Their growing international presence shows they are keen to meet the rising demand from foreign clients who need quick responses and deliveries on time from parts suppliers, amid deglobalisation and geopolitical tensions, the experts said.

Their remarks came after trade frictions intensified recently, including increased US tariffs on imports of Chinese products like electric vehicles, and the European Commission’s decision on June 12 to impose extra duties of up to 38.1% on imported Chinese electric cars from July.

“Against the backdrop of deglobalisation, foreign clients are shifting their focus from minimising costs to supply-chain security, thus favouring suppliers capable of producing parts near their sites.

“Central European countries and Mexico are popular destinations for investment due to their strategic location, favourable policies and proactive efforts to attract Chinese manufacturers,” said Chen Shihua, deputy secretary-general of the China Association of Automobile Manufacturers.

“The two regions also boast good industrial bases with established names that have already set up operations and need good-quality auto parts and systems, attracting Chinese automotive industry players and niche companies,” Chen said.

From July, Serbia will implement a free-trade agreement with China that will result in over 90% of trade between the two countries being tariff-free.

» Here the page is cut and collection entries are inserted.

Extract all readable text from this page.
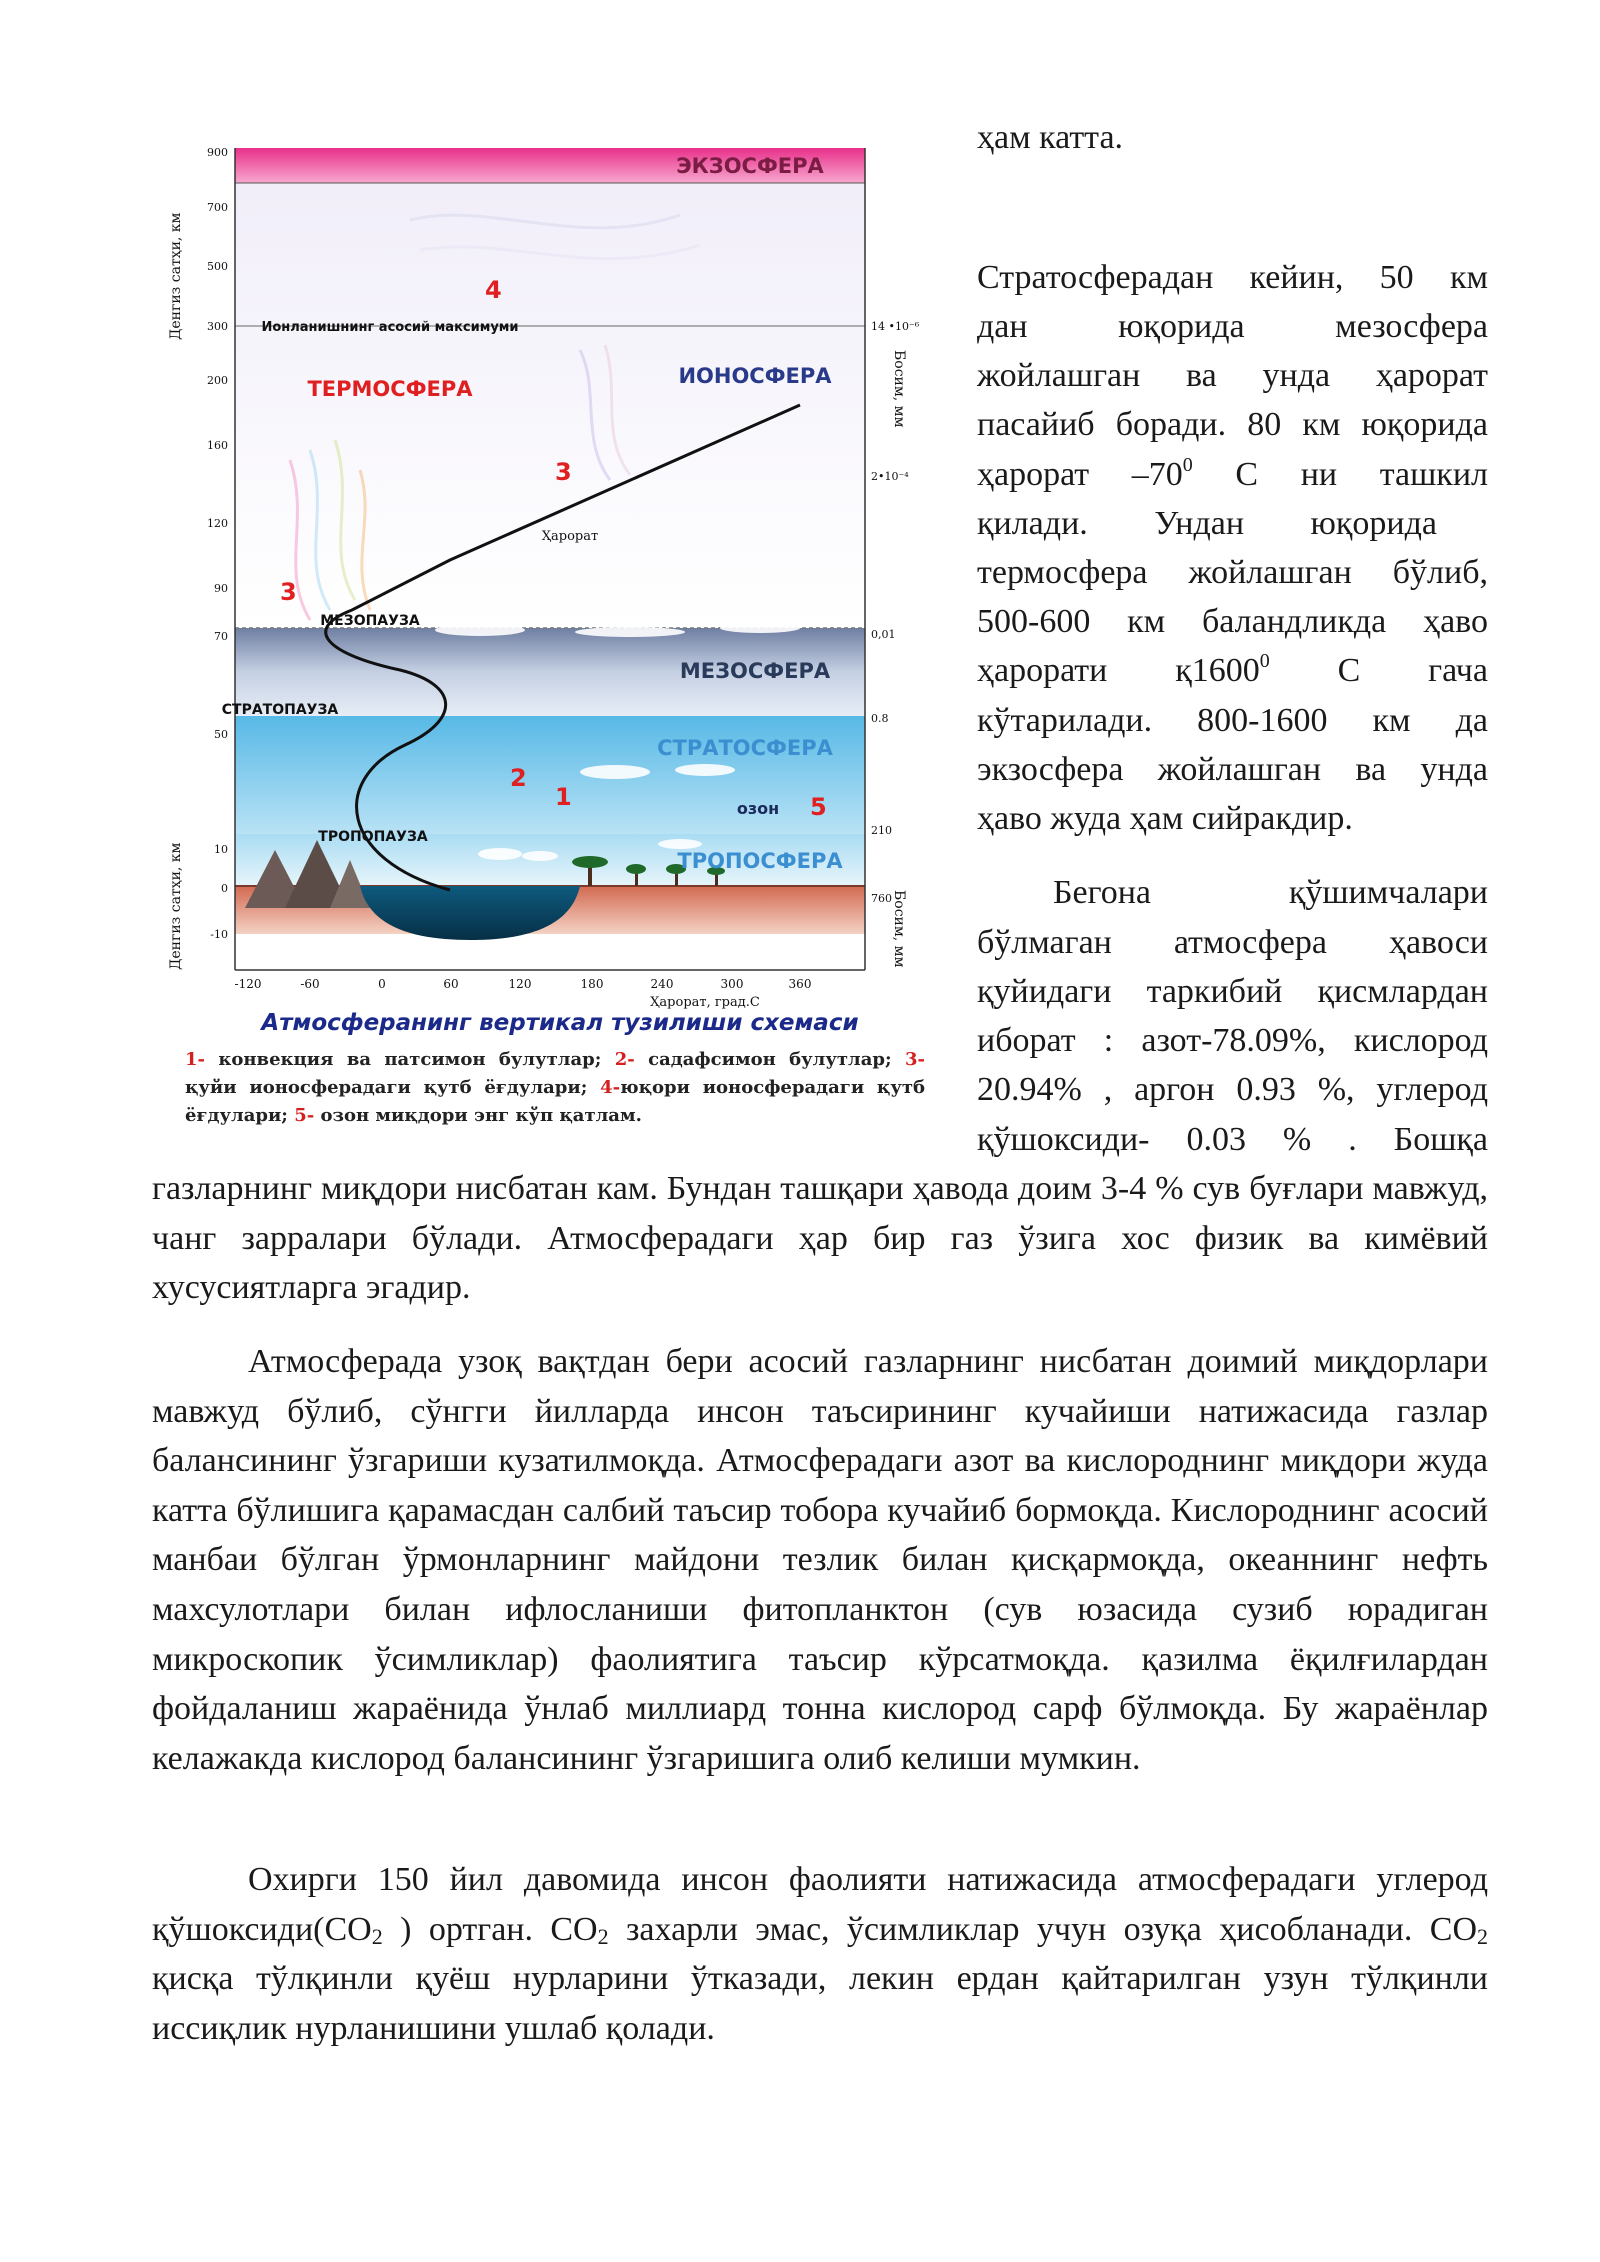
ЭКЗОСФЕРА
ИОНОСФЕРА
ТЕРМОСФЕРА
МЕЗОПАУЗА
МЕЗОСФЕРА
СТРАТОПАУЗА
СТРАТОСФЕРА
озон
ТРОПОПАУЗА
ТРОПОСФЕРА
Ионланишнинг асосий максимуми
Ҳарорат
1
2
3
3
4
5
900
700
500
300
200
160
120
90
70
50
10
0
-10
14 •10⁻⁶
2•10⁻⁴
0,01
0.8
210
760
Денгиз сатҳи, км
Денгиз сатҳи, км
Босим, мм
Босим, мм
-120	-60	0	60	120	180	240	300	360
Ҳарорат, град.С
Атмосферанинг вертикал тузилиши схемаси
1- конвекция ва патсимон булутлар; 2- садафсимон булутлар; 3- қуйи ионосферадаги қутб ёғдулари; 4-юқори ионосферадаги қутб ёғдулари; 5- озон миқдори энг кўп қатлам.

ҳам катта.

Стратосферадан кейин, 50 км

дан юқорида мезосфера

жойлашган ва унда ҳарорат

пасайиб боради. 80 км юқорида

ҳарорат $-70^0$ С ни ташкил

қилади. Ундан юқорида

термосфера жойлашган бўлиб,

500-600 км баландликда ҳаво

ҳарорати қ1600$^0$ С гача

кўтарилади. 800-1600 км да

экзосфера жойлашган ва унда

ҳаво жуда ҳам сийракдир.

Бегона қўшимчалари

бўлмаган атмосфера ҳавоси

қуйидаги таркибий қисмлардан

иборат : азот-78.09%, кислород

20.94% , аргон 0.93 %, углерод

қўшоксиди- 0.03 % . Бошқа

газларнинг миқдори нисбатан кам. Бундан ташқари ҳавода доим 3-4 % сув буғлари мавжуд, чанг зарралари бўлади. Атмосферадаги ҳар бир газ ўзига хос физик ва кимёвий хусусиятларга эгадир.

Атмосферада узоқ вақтдан бери асосий газларнинг нисбатан доимий миқдорлари мавжуд бўлиб, сўнгги йилларда инсон таъсирининг кучайиши натижасида газлар балансининг ўзгариши кузатилмоқда. Атмосферадаги азот ва кислороднинг миқдори жуда катта бўлишига қарамасдан салбий таъсир тобора кучайиб бормоқда. Кислороднинг асосий манбаи бўлган ўрмонларнинг майдони тезлик билан қисқармоқда, океаннинг нефть махсулотлари билан ифлосланиши фитопланктон (сув юзасида сузиб юрадиган микроскопик ўсимликлар) фаолиятига таъсир кўрсатмоқда. қазилма ёқилғилардан фойдаланиш жараёнида ўнлаб миллиард тонна кислород сарф бўлмоқда. Бу жараёнлар келажакда кислород балансининг ўзгаришига олиб келиши мумкин.

Охирги 150 йил давомида инсон фаолияти натижасида атмосферадаги углерод $қўшоксиди(CO_2$ ) ортган. $CO_2$ захарли эмас, ўсимликлар учун озуқа ҳисобланади. $CO_2$ қисқа тўлқинли қуёш нурларини ўтказади, лекин ердан қайтарилган узун тўлқинли иссиқлик нурланишини ушлаб қолади.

Sectors such as automotive, lithium-ion batteries and photovoltaics will benefit first.

In Hungary, a low corporate tax rate, the establishment of German vehicle production bases, as well as stable and favourable policies to welcome foreign investment also make it a hot spot for Chinese automotive and parts manufacturers.

“Several Central European countries, including Poland, Slovakia and Hungary, have been the main destinations for Chinese companies seeking to set up sites overseas,” said Wang Binlian, director of overseas projects at Zhejiang Shuanghuan Driveline Co Ltd.

The Shenzhen-listed auto transmission producer invested €122mil for the first phase of a project in Hungary. It is also expected to sign a long-term investment cooperation agreement with the local government in the coming months.

Wang said: “For us, Poland has an advantage in logistics over Hungary because our clients (automakers) are mainly located in Germany, Sweden and Belgium. This makes it convenient for us to transport our products via land from Poland.

“However, we chose Hungary because of its friendliness toward Chinese companies. Our foremost priority is a stable investment environment, even if it results in marginally higher logistics costs. In addition, Hungary’s cultural similarities to China enable us to adopt Chinese management systems effectively.

“Moreover, Hungary serves as a central hub for the eastward relocation of European manufacturing, with major firms like Audi and BMW setting up factories. The Hungarian government is also actively encouraging the development of its automotive manufacturing sector.”

Zhang Taixin, director of Halms Hungary KFT, Zhejiang Huashuo Technology Co Ltd’s overseas branch, agreed. Huashuo produces various auto parts.

Its Hungary site began construction in April 2022 and commenced production in March 2023.

Zhang highlighted the recent energy upgrade in Debrecen, Hungary, where Halms is based. The move was reportedly aimed at supporting auto and auto-parts manufacturers and securing reliable energy supplies for them, alongside the local government incentives and subsidies to attract foreign investment.

“We envision a strong research and development centre at the headquarters, complemented by powerful global production and manufacturing facilities. We leverage our global production capacity to address regional market imbalances, thus avoiding market fragmentation that does not serve manufacturers or consumers,” Zhang said.